Неподалеку от меня торжественное шествие остановилось. Папа, апатично восседавший на своем Sedia gestatoria , выпрямился и поглядел в толпу. При этом он смотрел на меня так, словно собирался со мной заговорить. Да, я отчетливо слышал его голос, звучание которого было мне незнакомо. Я смущенно уставился в землю, когда понтифекс обратился ко мне со словами: «Михель Мельцер, ты – отступник, ты предал Папу, ты выдал меня заговорщикам. Через несколько мгновений я отойду в мир иной. Кровь моя останется на твоих руках, предатель. Ты Иуда, ты предал Господа. За несколько дукатов ты выдал меня моим врагам. Трус! Почему ты не хочешь смотреть мне в глаза?»

Пристыженный, я поднял голову. Я хотел воскликнуть: «Святой Папа, разве вы не знаете, что я выдал ваших предателей, что я скорее ваш друг, чем враг?» Но передо мной никого не было. Папа продолжал свой путь, и я понял, что на краткое время я погрузился в пучину безумия.

Когда свита Папы стала приближаться к порталу собора Святого Марка, на Кампанияе зазвонил колокол, и так громко, что земля задрожала под ногами. Если прислушаться повнимательнее, можно было услышать диссонансное пяти-звучие, притом что предусмотрены были только четыре колокола: Marangona, провозглашавший начало дня, Nona, возвещавший полдень,Mezza Terza, призывавший сенаторов к Дворцу дожей, и Tottiera, сообщавший о заседаниях Большого Совета. Эти четыре колокола создавали очень гармоничное звучание, подобного которому не было нигде. Но к благозвучию в тот день примешался пятый колокол собора Святого Марка, Malefico, который звонил обычно только тогда, когда совершалась казнь. В Венеции этот звон знал каждый ребенок.

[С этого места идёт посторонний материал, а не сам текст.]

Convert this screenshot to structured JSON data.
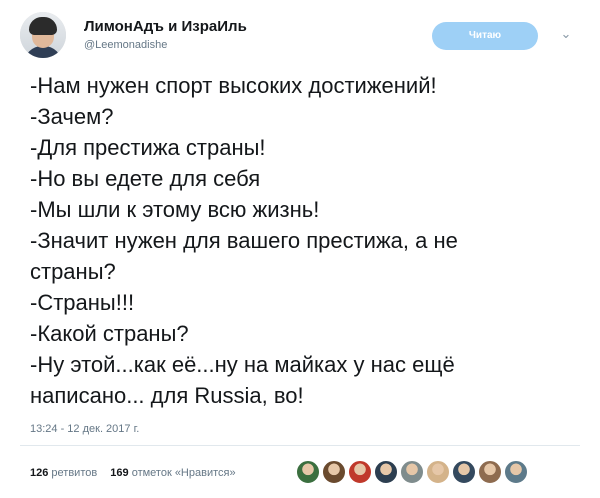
{
  "header": {
    "display_name": "ЛимонАдъ и ИзраИль",
    "handle": "@Leemonadishe",
    "follow_label": "Читаю",
    "caret_icon": "chevron-down-icon"
  },
  "tweet": {
    "lines": [
      "-Нам нужен спорт высоких достижений!",
      "-Зачем?",
      "-Для престижа страны!",
      "-Но вы едете для себя",
      "-Мы шли к этому всю жизнь!",
      "-Значит нужен для вашего престижа, а не",
      "страны?",
      "-Страны!!!",
      "-Какой страны?",
      "-Ну этой...как её...ну на майках у нас ещё",
      "написано... для Russia, во!"
    ],
    "timestamp": "13:24 - 12 дек. 2017 г."
  },
  "stats": {
    "retweets_count": "126",
    "retweets_label": "ретвитов",
    "likes_count": "169",
    "likes_label": "отметок «Нравится»"
  },
  "liker_avatars": [
    {
      "color": "#3b6f3f"
    },
    {
      "color": "#6a4a2e"
    },
    {
      "color": "#c0392b"
    },
    {
      "color": "#2c3e50"
    },
    {
      "color": "#7f8c8d"
    },
    {
      "color": "#d4b38a"
    },
    {
      "color": "#34495e"
    },
    {
      "color": "#8e6b4f"
    },
    {
      "color": "#5d7a8a"
    }
  ],
  "colors": {
    "accent": "#9ed0f6",
    "text": "#14171a",
    "secondary": "#657786"
  }
}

В тот же миг я почувствовал, что кто-то положил руку мне на плечо. Я не решался оглянуться. И тут раздался знакомый голос:

– Это я, мастер Мельцер, Глас вопиющего в пустыне.

Я обернулся и испытал огромное облегчение, узнав открытое безбородое лицо Гласа. Не помню уже, что я ответил Гласу, я был слишком сконфужен, но его слова я помню очень хорошо.

Больше всего меня поразило спокойствие в его голосе. Он сказал:

– Мастер Мельцер, настал час расплаты.

– Не понимаю вас, – ответил я, стараясь не показать, насколько я взволнован.

– Ну что ж, – хитро улыбаясь, сказал Глас. – Сейчас увидите.

– Что увижу?

Глас кивнул, указывая на звонницу Кампаниле. В одном из арочных окон стоял арбалетчик. Не нужно было долго думать, чтобы понять, что он собирается сделать. Он держал оружие наготове.

Я зажмурился. Не было никакого сомнения в том, что это Чезаре да Мосто. Боже мой, думал я, я не хотел этого! Стрела да Мосто была направлена прямо на Папу. Я хотел закричать, предупредить Папу, но не смог издать ни звука. Я даже не двинулся с места, не говоря уже о том, чтобы что-то предпринять.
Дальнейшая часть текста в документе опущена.